Justification for classification or non-classification

No classification of the unstable compound titanium oxide sulphate as to its repeated dose toxicity properties.

Concerning final hydrolysis product TiO2, chronic studies with the rat basically would indicate that a GHS classification as Specific Target Organ Systemic Toxicity (Repeated Exposure) STOT RE 2 might be applicable. However, classification of TiO2 under the GHS Specific Target Organ Systemic Toxicity (Repeated Exposure) for effects on the lung is not justified, as the rat is recognized as a uniquely sensitive species in its pulmonary responses to inhaled low solubility dusts such as TiO2 under conditions of pulmonary particle overload. The pattern of pulmonary effects in the rat following such exposures include inflammation and fibrotic responses that are not observed in other rodent species, nonhuman primates or humans under similar exposure conditions. Overall, the epidemiological evidence from well-conducted investigations has shown no causal link between TiO2 exposure and the risk of non-malignant respiratory disease in humans (Statement on TiO2 quoted from: TITANIUM DIOXIDE MANUFACTURERS ASSOCIATION (TDMA), European Chemical Industry Council, Brussels, Belgium; "Evaluation of the Classification of Titanium Dioxide for Specific Target Organ Toxicity according to the UN Globally Harmonized System of Classification and Labelling of Chemicals (GHS)" (May 2009).

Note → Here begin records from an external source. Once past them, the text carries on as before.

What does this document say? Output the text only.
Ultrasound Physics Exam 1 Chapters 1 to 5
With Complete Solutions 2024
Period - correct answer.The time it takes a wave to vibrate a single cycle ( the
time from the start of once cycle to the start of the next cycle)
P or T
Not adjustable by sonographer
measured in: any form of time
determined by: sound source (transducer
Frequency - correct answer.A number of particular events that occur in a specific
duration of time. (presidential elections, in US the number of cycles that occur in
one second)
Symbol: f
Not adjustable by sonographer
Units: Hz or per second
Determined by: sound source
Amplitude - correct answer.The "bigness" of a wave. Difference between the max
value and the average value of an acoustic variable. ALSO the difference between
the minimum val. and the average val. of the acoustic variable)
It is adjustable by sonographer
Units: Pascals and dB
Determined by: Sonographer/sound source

Concerning classification of the final hydrolysis product titanium dioxide, further see the following discussion:

According to regulation (EC) 1272/2008, a classification for specific target organ toxicity – repeated exposure shall be taken into account only when reliable evidence associating repeated exposure to the substance with a consistent and identifiable toxic effect demonstrates support for the classification. These adverse health effects include consistent and identifiable toxic effects in humans, or, in experimental animals, toxicologically significant changes which have affected the function or morphology of a tissue/organ, or have produced serious changes to the biochemistry or haematology of the organism and these changes are relevant for human health.

The following observations have been made in experimental animals and in human epidemiological studies (inhalation route):

(i) No systemic toxicity was shown to result from chronic inhalation exposure in rats to high concentrations of pigment grade titanium dioxide

(ii) Particle overload is observed for insoluble particles such as titanium dioxide, whereby the rat is the most sensitive species studied, and species-specific differences are demonstrated in various mechanistic animal studies. It has been demonstrated with reasonable certainty that lung overload conditions are not relevant for human health and, therefore, results based on these data do not justify classification.

(iii) It has also been clearly demonstrated through epidemiological studies of titanium dioxide -exposed workers that there is no causal link between titanium dioxide exposure and the risk of non-malignant respiratory disease in humans

For the reasons presented above, no classification for specific target organ toxicant (STOT) – repeated exposure, inhalation is required.